Obviously this case is small and would probably be ok. Suppose I have over 100 "cases" to check in the priority list. I think we could all agree that could get ridiculous.

Edit: Sorry if this appears to be a XY question. In a way, it is I suppose. This is 100% an academic thought exercise. I don't actually have a specific use case for this. It's just something I was thinking about last night and was wondering what the most Pythonic approach would be.

Upvotes: 0

Views: 66

Answers (5)

Bahrom
Bahrom

Reputation: 4862

You could iterate over the functions and take the first one that returns a boolean True:

var = next(filter(None, (fn() for fn in (foo, bar, baz))))

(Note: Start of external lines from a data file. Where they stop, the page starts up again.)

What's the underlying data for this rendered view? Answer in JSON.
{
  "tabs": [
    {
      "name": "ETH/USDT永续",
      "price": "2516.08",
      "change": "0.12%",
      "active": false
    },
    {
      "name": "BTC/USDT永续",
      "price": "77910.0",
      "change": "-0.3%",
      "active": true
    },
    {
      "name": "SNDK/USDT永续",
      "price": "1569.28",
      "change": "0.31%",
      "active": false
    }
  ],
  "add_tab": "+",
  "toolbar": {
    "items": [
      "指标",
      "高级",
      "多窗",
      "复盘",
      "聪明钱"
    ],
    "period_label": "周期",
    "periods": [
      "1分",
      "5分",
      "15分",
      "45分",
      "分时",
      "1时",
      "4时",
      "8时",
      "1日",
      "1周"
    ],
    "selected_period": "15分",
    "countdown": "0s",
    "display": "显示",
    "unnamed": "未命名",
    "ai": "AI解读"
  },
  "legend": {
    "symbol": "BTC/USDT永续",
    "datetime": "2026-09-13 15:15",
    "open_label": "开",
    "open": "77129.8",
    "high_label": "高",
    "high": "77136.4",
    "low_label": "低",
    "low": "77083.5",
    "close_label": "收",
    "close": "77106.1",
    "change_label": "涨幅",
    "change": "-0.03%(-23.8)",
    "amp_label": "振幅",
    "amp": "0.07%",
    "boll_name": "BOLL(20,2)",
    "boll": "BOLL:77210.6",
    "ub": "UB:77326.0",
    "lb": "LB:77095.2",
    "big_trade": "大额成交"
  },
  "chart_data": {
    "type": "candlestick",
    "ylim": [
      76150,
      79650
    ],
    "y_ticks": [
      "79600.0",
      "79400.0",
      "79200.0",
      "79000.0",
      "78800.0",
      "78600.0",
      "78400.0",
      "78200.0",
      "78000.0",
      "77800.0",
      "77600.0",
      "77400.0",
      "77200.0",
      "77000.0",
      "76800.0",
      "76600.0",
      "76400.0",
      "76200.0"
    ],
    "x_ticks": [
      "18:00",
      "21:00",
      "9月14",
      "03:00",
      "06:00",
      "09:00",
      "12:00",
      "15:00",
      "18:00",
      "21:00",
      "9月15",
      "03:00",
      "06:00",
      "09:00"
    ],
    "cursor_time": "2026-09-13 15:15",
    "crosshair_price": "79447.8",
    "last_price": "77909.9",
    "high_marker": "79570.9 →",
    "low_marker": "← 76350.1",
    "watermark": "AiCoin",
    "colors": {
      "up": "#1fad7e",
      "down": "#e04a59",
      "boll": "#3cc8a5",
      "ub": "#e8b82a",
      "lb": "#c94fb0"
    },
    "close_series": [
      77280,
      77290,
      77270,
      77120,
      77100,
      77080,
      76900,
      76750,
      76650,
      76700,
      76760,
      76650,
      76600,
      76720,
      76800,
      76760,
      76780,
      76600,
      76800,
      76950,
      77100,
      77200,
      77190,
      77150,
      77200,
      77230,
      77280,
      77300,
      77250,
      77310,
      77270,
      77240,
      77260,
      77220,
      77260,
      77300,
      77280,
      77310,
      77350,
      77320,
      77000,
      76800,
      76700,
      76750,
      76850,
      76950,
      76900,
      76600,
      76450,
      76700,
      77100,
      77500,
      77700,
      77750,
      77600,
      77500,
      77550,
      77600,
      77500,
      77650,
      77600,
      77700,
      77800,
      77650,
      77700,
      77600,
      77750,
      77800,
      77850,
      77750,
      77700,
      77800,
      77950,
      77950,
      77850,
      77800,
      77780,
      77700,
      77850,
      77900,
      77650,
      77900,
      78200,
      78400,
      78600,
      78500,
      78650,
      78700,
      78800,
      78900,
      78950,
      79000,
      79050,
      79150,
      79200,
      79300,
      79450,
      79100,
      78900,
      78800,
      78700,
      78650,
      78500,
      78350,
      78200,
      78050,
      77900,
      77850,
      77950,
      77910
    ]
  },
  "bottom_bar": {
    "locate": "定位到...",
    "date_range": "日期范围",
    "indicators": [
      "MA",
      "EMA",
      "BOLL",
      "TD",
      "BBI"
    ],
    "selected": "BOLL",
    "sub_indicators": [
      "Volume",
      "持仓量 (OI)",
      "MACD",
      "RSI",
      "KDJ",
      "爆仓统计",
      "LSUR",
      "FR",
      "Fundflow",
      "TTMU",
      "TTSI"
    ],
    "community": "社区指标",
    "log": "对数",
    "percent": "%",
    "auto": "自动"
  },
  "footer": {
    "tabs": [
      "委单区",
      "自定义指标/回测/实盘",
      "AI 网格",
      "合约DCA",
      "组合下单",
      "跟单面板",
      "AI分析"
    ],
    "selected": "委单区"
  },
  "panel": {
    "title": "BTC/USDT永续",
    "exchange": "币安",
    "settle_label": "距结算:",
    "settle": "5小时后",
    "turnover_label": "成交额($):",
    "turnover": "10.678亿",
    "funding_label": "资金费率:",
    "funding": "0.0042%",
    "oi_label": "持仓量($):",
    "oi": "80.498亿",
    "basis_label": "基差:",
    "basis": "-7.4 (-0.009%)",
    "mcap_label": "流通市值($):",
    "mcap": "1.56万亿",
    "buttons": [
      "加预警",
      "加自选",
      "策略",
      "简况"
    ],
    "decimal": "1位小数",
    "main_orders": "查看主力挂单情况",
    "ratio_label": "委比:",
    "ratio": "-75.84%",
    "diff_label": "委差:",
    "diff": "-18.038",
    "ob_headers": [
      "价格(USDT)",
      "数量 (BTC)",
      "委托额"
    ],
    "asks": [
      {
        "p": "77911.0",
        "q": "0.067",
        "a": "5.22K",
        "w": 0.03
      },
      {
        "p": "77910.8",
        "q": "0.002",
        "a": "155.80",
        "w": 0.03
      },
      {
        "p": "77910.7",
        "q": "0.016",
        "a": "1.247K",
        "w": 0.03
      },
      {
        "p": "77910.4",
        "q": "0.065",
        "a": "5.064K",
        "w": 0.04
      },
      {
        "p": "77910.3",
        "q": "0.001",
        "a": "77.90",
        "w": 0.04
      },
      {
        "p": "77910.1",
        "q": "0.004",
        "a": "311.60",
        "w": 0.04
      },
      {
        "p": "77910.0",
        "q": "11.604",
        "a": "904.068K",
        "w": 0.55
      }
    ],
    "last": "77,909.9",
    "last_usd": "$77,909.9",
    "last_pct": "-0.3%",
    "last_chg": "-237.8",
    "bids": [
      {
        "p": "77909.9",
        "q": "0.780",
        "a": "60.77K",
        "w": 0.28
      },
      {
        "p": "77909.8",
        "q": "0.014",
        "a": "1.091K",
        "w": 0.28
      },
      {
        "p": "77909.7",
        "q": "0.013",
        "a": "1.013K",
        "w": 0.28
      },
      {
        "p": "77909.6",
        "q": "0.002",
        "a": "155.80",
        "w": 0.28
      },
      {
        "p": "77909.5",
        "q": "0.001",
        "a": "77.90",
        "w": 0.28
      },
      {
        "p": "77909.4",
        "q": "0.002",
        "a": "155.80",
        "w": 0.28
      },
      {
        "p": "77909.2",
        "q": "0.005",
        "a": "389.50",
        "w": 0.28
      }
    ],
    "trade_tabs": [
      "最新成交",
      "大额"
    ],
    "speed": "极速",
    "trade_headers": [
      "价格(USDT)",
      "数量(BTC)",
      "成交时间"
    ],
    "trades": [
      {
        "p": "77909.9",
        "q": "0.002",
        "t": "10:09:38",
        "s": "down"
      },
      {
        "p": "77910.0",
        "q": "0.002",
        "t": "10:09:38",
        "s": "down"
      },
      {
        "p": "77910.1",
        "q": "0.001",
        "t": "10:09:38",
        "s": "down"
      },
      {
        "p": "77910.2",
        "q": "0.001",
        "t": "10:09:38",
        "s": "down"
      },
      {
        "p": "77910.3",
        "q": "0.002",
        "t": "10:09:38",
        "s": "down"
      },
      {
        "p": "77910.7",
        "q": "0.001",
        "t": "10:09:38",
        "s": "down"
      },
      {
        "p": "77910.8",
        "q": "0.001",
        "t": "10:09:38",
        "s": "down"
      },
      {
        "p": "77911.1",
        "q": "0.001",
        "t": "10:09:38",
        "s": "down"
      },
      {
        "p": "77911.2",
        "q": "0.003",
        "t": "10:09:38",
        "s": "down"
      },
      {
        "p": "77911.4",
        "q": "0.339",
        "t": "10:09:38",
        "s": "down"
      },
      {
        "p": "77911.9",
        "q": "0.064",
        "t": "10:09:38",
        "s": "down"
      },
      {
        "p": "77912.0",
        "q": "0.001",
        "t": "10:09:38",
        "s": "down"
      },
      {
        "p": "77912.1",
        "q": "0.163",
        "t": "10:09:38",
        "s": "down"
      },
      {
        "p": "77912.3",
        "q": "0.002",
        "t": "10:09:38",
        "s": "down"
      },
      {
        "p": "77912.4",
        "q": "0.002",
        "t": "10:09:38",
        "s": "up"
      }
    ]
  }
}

Edit: this crashed for me when I tested it, and then I realized that in Python 2.x filter returns a list, whereas in Python 3.x filter returns a generator. For a Python 2.x example, see below:

def f1():
    print 'called f1'
    return False

def f2():
    print 'called f2'
    return None

def f3():
    print 'called f3'
    return 'yay'

def f4():
    print 'called f4'
    return 'yay1'

from itertools import ifilter

var = next(ifilter(None, (fn() for fn in (f1, f2, f3, f4))))
print var

This outputs:

called f1
called f2
called f3
yay
>>> 

Upvotes: 2

SpoonMeiser
SpoonMeiser

Reputation: 20417

If the number of functions could grow unbounded, I'd probably do something like:

functions = [
    foo,
    bar,
    baz
]

for fn in functions:
    var = fn()
    if var:
        return var

# some sort of error handling maybe?

Upvotes: 0

user5547025
user5547025

Reputation:

for f in [foo, bar, baz]:
    t = f()
    if t:
        return t

Upvotes: 0

user590028
user590028

Reputation: 11730

I think user161151's solution is good, but if you prefer to maintain dozens or even 100 functions, you could do something like this:

lst = [foo, bar, baz, ...]  # add to this list
for func in lst:
    v = func()
    if v:
        return v

Upvotes: 3

letmutx
letmutx

Reputation: 1416

return foo() or bar() or baz() should do it.